The rapid rise in health care premiums for the Federal Employees Health Benefits Program (FEHBP), the largest employer-sponsored health insurance plan in the nation, must be stemmed, lawmakers said Tuesday.
FEHBP provides coverage for some nine million federal employees, retirees and their families. Premiums rose an average of 9.3 percent for the year 2000. 1999 saw an increase of 9.5 percent.
"Even though it is an excellent program, the FEHBP, like all health care plans today, faces serious challenges. Premiums have risen dramatically over the past three years, and another substantial increase seems imminent for 2001," said House Civil Service Subcommittee Chairman Joe Scarborough, R-Fla., at a hearing he presided over Tuesday.
Although witness testimony touched on many issues within the FEHBP-including medical savings accounts, patient safety, and mental health and substance abuse treatment benefits-the hearing focused primarily on the rising cost of prescription drug coverage.
William E. Flynn, III, associate director for retirement and insurance at the Office of Personnel Management testified that one out of every four dollars spent on the FEHBP program goes toward the cost of prescription drugs. He noted that prescription drugs have become more expensive industry-wide.
"It is the fastest growing component of the heath care equation today," Flynn said.
Flynn said the rise in prescription drug costs can be attributed partly to an increase in the number of older beneficiaries covered by FEHBP and, more broadly, to medical inflation. One-half of federal government employees fall between the ages of 45 and 60.
Stephen V. Gammarino, senior vice president of the BlueCross BlueShield Association, said his company tried to offset increasing drug costs by increasing certain copayments and by refusing to waive others. However, he acknowledged that as prescription drug costs continue to increase, additional cost-saving measures will need to be introduced.
BlueCross BlueShield jointly underwrites and delivers the Governmentwide Service Benefit Plan, the largest plan within the FEHBP.
"This year, we are exploring additional changes that further encourage the use of generic drugs. We believe that these changes will result in increased savings. We are also exploring other administrative changes to the delivery of our pharmacy benefits to reduce drug costs and trends," Gammarino said.
Under a two-year pilot program with the Department of Veterans Affairs, OPM will allow the Special Agents Mutual Benefit Association (SAMBA) access to the Federal Supply Schedule (FSS) for prescription drugs. SAMBA health insurance plans are only available at a few select agencies, including the FBI and the IRS. FSS lists goods and services for purchase at government mandated discounts; for prescription drugs, there is a statutory discount of 24 percent.
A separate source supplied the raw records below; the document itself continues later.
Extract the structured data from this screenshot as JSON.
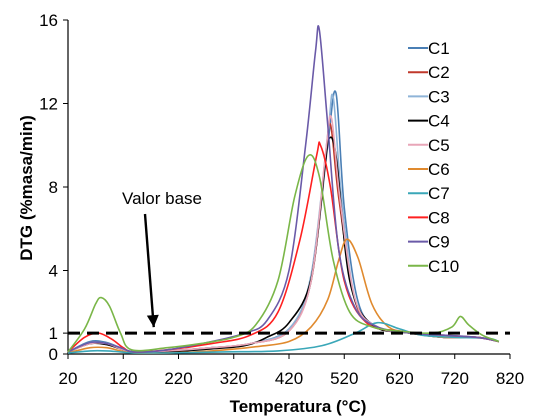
{
  "chart_data": {
    "type": "line",
    "xlabel": "Temperatura (°C)",
    "ylabel": "DTG (%masa/min)",
    "xlim": [
      20,
      820
    ],
    "ylim": [
      0,
      16
    ],
    "xticks": [
      20,
      120,
      220,
      320,
      420,
      520,
      620,
      720,
      820
    ],
    "yticks": [
      0,
      1,
      4,
      8,
      12,
      16
    ],
    "grid": false,
    "legend_position": "right",
    "baseline": {
      "y": 1,
      "style": "dashed",
      "color": "#000000"
    },
    "annotation": {
      "text": "Valor base",
      "points_to": [
        320,
        1.0
      ]
    },
    "series": [
      {
        "name": "C1",
        "color": "#4a7fb5",
        "peak_x": 505,
        "peak_y": 12.5,
        "width": 22,
        "points": [
          [
            20,
            0.1
          ],
          [
            60,
            0.6
          ],
          [
            90,
            0.55
          ],
          [
            115,
            0.3
          ],
          [
            140,
            0.1
          ],
          [
            200,
            0.15
          ],
          [
            280,
            0.3
          ],
          [
            350,
            0.5
          ],
          [
            420,
            1.2
          ],
          [
            460,
            3.5
          ],
          [
            490,
            10
          ],
          [
            505,
            12.5
          ],
          [
            520,
            7
          ],
          [
            545,
            2.5
          ],
          [
            580,
            1.3
          ],
          [
            640,
            1.0
          ],
          [
            700,
            0.8
          ],
          [
            760,
            0.8
          ],
          [
            800,
            0.6
          ]
        ]
      },
      {
        "name": "C2",
        "color": "#c0392b",
        "peak_x": 495,
        "peak_y": 11.0,
        "width": 22,
        "points": [
          [
            20,
            0.1
          ],
          [
            60,
            0.5
          ],
          [
            90,
            0.5
          ],
          [
            115,
            0.25
          ],
          [
            140,
            0.1
          ],
          [
            200,
            0.15
          ],
          [
            280,
            0.3
          ],
          [
            350,
            0.5
          ],
          [
            420,
            1.1
          ],
          [
            460,
            3.5
          ],
          [
            485,
            9
          ],
          [
            495,
            11.0
          ],
          [
            510,
            7.5
          ],
          [
            540,
            2.5
          ],
          [
            580,
            1.3
          ],
          [
            640,
            1.0
          ],
          [
            700,
            0.8
          ],
          [
            760,
            0.8
          ],
          [
            800,
            0.6
          ]
        ]
      },
      {
        "name": "C3",
        "color": "#8fb4d8",
        "peak_x": 500,
        "peak_y": 12.3,
        "width": 22,
        "points": [
          [
            20,
            0.1
          ],
          [
            60,
            0.55
          ],
          [
            90,
            0.5
          ],
          [
            115,
            0.3
          ],
          [
            140,
            0.1
          ],
          [
            200,
            0.15
          ],
          [
            280,
            0.3
          ],
          [
            350,
            0.5
          ],
          [
            420,
            1.2
          ],
          [
            460,
            3.8
          ],
          [
            490,
            10.5
          ],
          [
            500,
            12.3
          ],
          [
            515,
            7.5
          ],
          [
            540,
            2.6
          ],
          [
            580,
            1.3
          ],
          [
            640,
            1.0
          ],
          [
            700,
            0.8
          ],
          [
            760,
            0.8
          ],
          [
            800,
            0.6
          ]
        ]
      },
      {
        "name": "C4",
        "color": "#000000",
        "peak_x": 492,
        "peak_y": 10.3,
        "width": 24,
        "points": [
          [
            20,
            0.1
          ],
          [
            60,
            0.5
          ],
          [
            90,
            0.45
          ],
          [
            115,
            0.25
          ],
          [
            140,
            0.1
          ],
          [
            200,
            0.1
          ],
          [
            280,
            0.25
          ],
          [
            340,
            0.4
          ],
          [
            380,
            0.8
          ],
          [
            420,
            1.5
          ],
          [
            460,
            3.6
          ],
          [
            485,
            9
          ],
          [
            492,
            10.3
          ],
          [
            505,
            9.5
          ],
          [
            530,
            3.5
          ],
          [
            570,
            1.4
          ],
          [
            640,
            1.0
          ],
          [
            700,
            0.8
          ],
          [
            760,
            0.8
          ],
          [
            800,
            0.6
          ]
        ]
      },
      {
        "name": "C5",
        "color": "#e8a6b8",
        "peak_x": 497,
        "peak_y": 11.3,
        "width": 22,
        "points": [
          [
            20,
            0.1
          ],
          [
            60,
            0.5
          ],
          [
            90,
            0.5
          ],
          [
            115,
            0.25
          ],
          [
            140,
            0.1
          ],
          [
            200,
            0.15
          ],
          [
            280,
            0.3
          ],
          [
            350,
            0.5
          ],
          [
            420,
            1.1
          ],
          [
            460,
            3.5
          ],
          [
            487,
            9.8
          ],
          [
            497,
            11.3
          ],
          [
            512,
            7.5
          ],
          [
            540,
            2.6
          ],
          [
            580,
            1.3
          ],
          [
            640,
            1.0
          ],
          [
            700,
            0.8
          ],
          [
            760,
            0.8
          ],
          [
            800,
            0.6
          ]
        ]
      },
      {
        "name": "C6",
        "color": "#e08a2e",
        "peak_x": 525,
        "peak_y": 5.5,
        "width": 28,
        "points": [
          [
            20,
            0.05
          ],
          [
            60,
            0.3
          ],
          [
            90,
            0.3
          ],
          [
            115,
            0.15
          ],
          [
            140,
            0.05
          ],
          [
            200,
            0.05
          ],
          [
            280,
            0.15
          ],
          [
            360,
            0.35
          ],
          [
            420,
            0.6
          ],
          [
            460,
            1.3
          ],
          [
            490,
            2.6
          ],
          [
            510,
            4.5
          ],
          [
            525,
            5.5
          ],
          [
            545,
            4.6
          ],
          [
            570,
            2.4
          ],
          [
            600,
            1.3
          ],
          [
            640,
            1.0
          ],
          [
            700,
            0.8
          ],
          [
            760,
            0.8
          ],
          [
            800,
            0.6
          ]
        ]
      },
      {
        "name": "C7",
        "color": "#3aa7b8",
        "peak_x": 580,
        "peak_y": 1.5,
        "width": 40,
        "points": [
          [
            20,
            0.05
          ],
          [
            60,
            0.15
          ],
          [
            90,
            0.15
          ],
          [
            115,
            0.1
          ],
          [
            140,
            0.05
          ],
          [
            200,
            0.05
          ],
          [
            300,
            0.1
          ],
          [
            400,
            0.15
          ],
          [
            480,
            0.4
          ],
          [
            540,
            1.0
          ],
          [
            580,
            1.5
          ],
          [
            620,
            1.2
          ],
          [
            660,
            0.9
          ],
          [
            720,
            0.8
          ],
          [
            780,
            0.75
          ],
          [
            800,
            0.6
          ]
        ]
      },
      {
        "name": "C8",
        "color": "#ff2020",
        "peak_x": 477,
        "peak_y": 10.0,
        "width": 24,
        "points": [
          [
            20,
            0.1
          ],
          [
            50,
            0.8
          ],
          [
            75,
            1.0
          ],
          [
            100,
            0.7
          ],
          [
            120,
            0.3
          ],
          [
            140,
            0.1
          ],
          [
            200,
            0.2
          ],
          [
            280,
            0.5
          ],
          [
            350,
            0.9
          ],
          [
            400,
            2
          ],
          [
            440,
            5.5
          ],
          [
            470,
            9.5
          ],
          [
            477,
            10.0
          ],
          [
            495,
            8
          ],
          [
            520,
            3.5
          ],
          [
            560,
            1.5
          ],
          [
            620,
            1.1
          ],
          [
            700,
            0.9
          ],
          [
            760,
            0.8
          ],
          [
            800,
            0.6
          ]
        ]
      },
      {
        "name": "C9",
        "color": "#6a5aa8",
        "peak_x": 475,
        "peak_y": 15.5,
        "width": 22,
        "points": [
          [
            20,
            0.1
          ],
          [
            60,
            0.55
          ],
          [
            90,
            0.5
          ],
          [
            115,
            0.3
          ],
          [
            140,
            0.1
          ],
          [
            200,
            0.2
          ],
          [
            280,
            0.6
          ],
          [
            340,
            1.0
          ],
          [
            380,
            1.6
          ],
          [
            420,
            4
          ],
          [
            450,
            10
          ],
          [
            468,
            14.5
          ],
          [
            475,
            15.5
          ],
          [
            490,
            11
          ],
          [
            510,
            5
          ],
          [
            540,
            2.2
          ],
          [
            580,
            1.3
          ],
          [
            640,
            1.0
          ],
          [
            700,
            0.9
          ],
          [
            760,
            0.8
          ],
          [
            800,
            0.6
          ]
        ]
      },
      {
        "name": "C10",
        "color": "#7ab648",
        "peak_x": 455,
        "peak_y": 9.5,
        "width": 30,
        "points": [
          [
            20,
            0.1
          ],
          [
            50,
            1.2
          ],
          [
            70,
            2.4
          ],
          [
            80,
            2.7
          ],
          [
            95,
            2.3
          ],
          [
            115,
            1.0
          ],
          [
            135,
            0.2
          ],
          [
            200,
            0.3
          ],
          [
            260,
            0.5
          ],
          [
            320,
            0.8
          ],
          [
            360,
            1.4
          ],
          [
            400,
            3.5
          ],
          [
            430,
            7.5
          ],
          [
            455,
            9.5
          ],
          [
            475,
            8.5
          ],
          [
            500,
            4.5
          ],
          [
            530,
            2.0
          ],
          [
            570,
            1.3
          ],
          [
            620,
            1.1
          ],
          [
            680,
            1.0
          ],
          [
            715,
            1.3
          ],
          [
            730,
            1.8
          ],
          [
            745,
            1.4
          ],
          [
            770,
            0.9
          ],
          [
            800,
            0.6
          ]
        ]
      }
    ]
  }
}
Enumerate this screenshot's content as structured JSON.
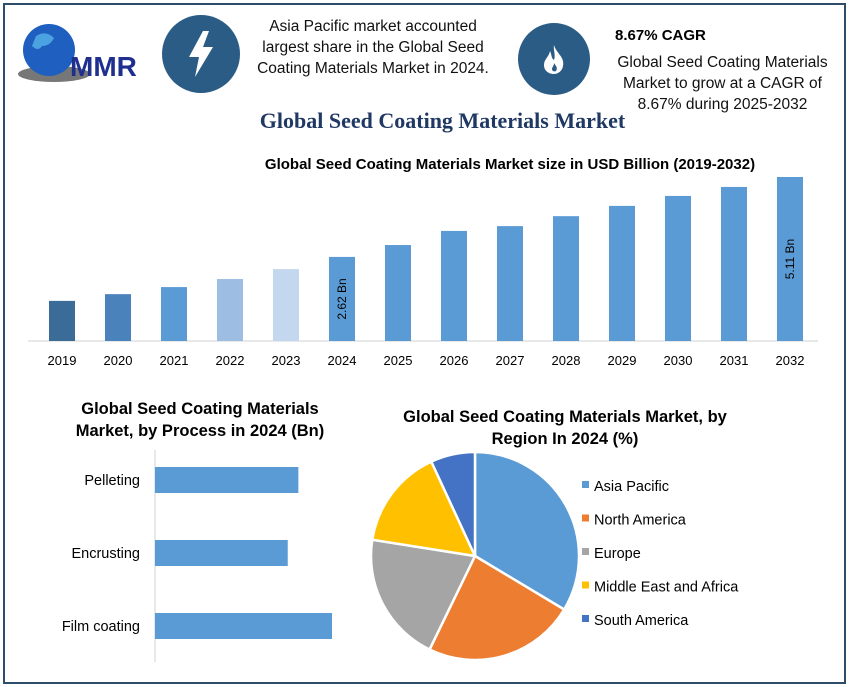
{
  "header": {
    "logo_text": "MMR",
    "note1": "Asia Pacific market accounted largest share in the Global Seed Coating Materials Market in 2024.",
    "cagr_title": "8.67% CAGR",
    "note2": "Global Seed Coating Materials Market to grow at a CAGR of 8.67% during 2025-2032",
    "icons": [
      "lightning-icon",
      "flame-icon"
    ]
  },
  "main_title": "Global Seed Coating Materials Market",
  "chart_data": [
    {
      "type": "bar",
      "title": "Global Seed Coating Materials Market size in USD Billion (2019-2032)",
      "categories": [
        "2019",
        "2020",
        "2021",
        "2022",
        "2023",
        "2024",
        "2025",
        "2026",
        "2027",
        "2028",
        "2029",
        "2030",
        "2031",
        "2032"
      ],
      "values": [
        1.25,
        1.46,
        1.68,
        1.93,
        2.24,
        2.62,
        2.99,
        3.43,
        3.58,
        3.89,
        4.21,
        4.52,
        4.8,
        5.11
      ],
      "colors": [
        "#3b6c98",
        "#4a82bb",
        "#5b9bd5",
        "#9dbde2",
        "#c3d7ee",
        "#5b9bd5",
        "#5b9bd5",
        "#5b9bd5",
        "#5b9bd5",
        "#5b9bd5",
        "#5b9bd5",
        "#5b9bd5",
        "#5b9bd5",
        "#5b9bd5"
      ],
      "data_labels": {
        "2024": "2.62 Bn",
        "2032": "5.11 Bn"
      },
      "ylim": [
        0,
        5.11
      ],
      "grid": false
    },
    {
      "type": "bar",
      "orientation": "horizontal",
      "title": "Global Seed Coating Materials Market, by Process in 2024 (Bn)",
      "categories": [
        "Pelleting",
        "Encrusting",
        "Film coating"
      ],
      "values": [
        0.81,
        0.75,
        1.0
      ],
      "color": "#5b9bd5",
      "grid": false
    },
    {
      "type": "pie",
      "title": "Global Seed Coating Materials Market, by Region In 2024 (%)",
      "categories": [
        "Asia Pacific",
        "North America",
        "Europe",
        "Middle East and Africa",
        "South America"
      ],
      "values": [
        33.6,
        23.6,
        20.3,
        15.6,
        6.9
      ],
      "colors": [
        "#5b9bd5",
        "#ed7d31",
        "#a5a5a5",
        "#ffc000",
        "#4472c4"
      ],
      "legend": "right"
    }
  ]
}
If the pilot program is successful, a similar schedule providing FEHBP carriers with discounts could be established.
Scott V. Nystrom, an adjunct scholar at George Mason University's Mercatus Center said providing access to the FSS for FEHBP prescription drug purchases is likely to lead to higher prices for certain prescription drugs for non-FEHBP purchasers, including federal agencies like Veterans Affairs and the Defense Department as well as other private sector employer health insurance carriers.
Bobby L. Harnage, president of the American Federation of Government Employees, and Colleen M. Kelley, president of the National Treasury Employees Union, praised OPM for the SAMBA pilot program, but also urged the agency to further its efforts to negotiate discount rates and to include federal workers in the health care dialogue.
"OPM should look around for a new partner to work with to sustain a minimum-cost, efficient, accessible and comprehensive health insurance program for federal workers. That partner should be federal workers themselves," said Harnage.
Flynn credited the unions with pushing the idea of premium conversion plans for federal employees. Effective October 1, 2000, these plans allow employees to pay health insurance premiums with pre-tax dollars.
Kelley said the premium conversion plans "will help reduce the out-of-pocket cost of health insurance for federal employees."
A premium increase of 8.7 percent is expected in fiscal 2001.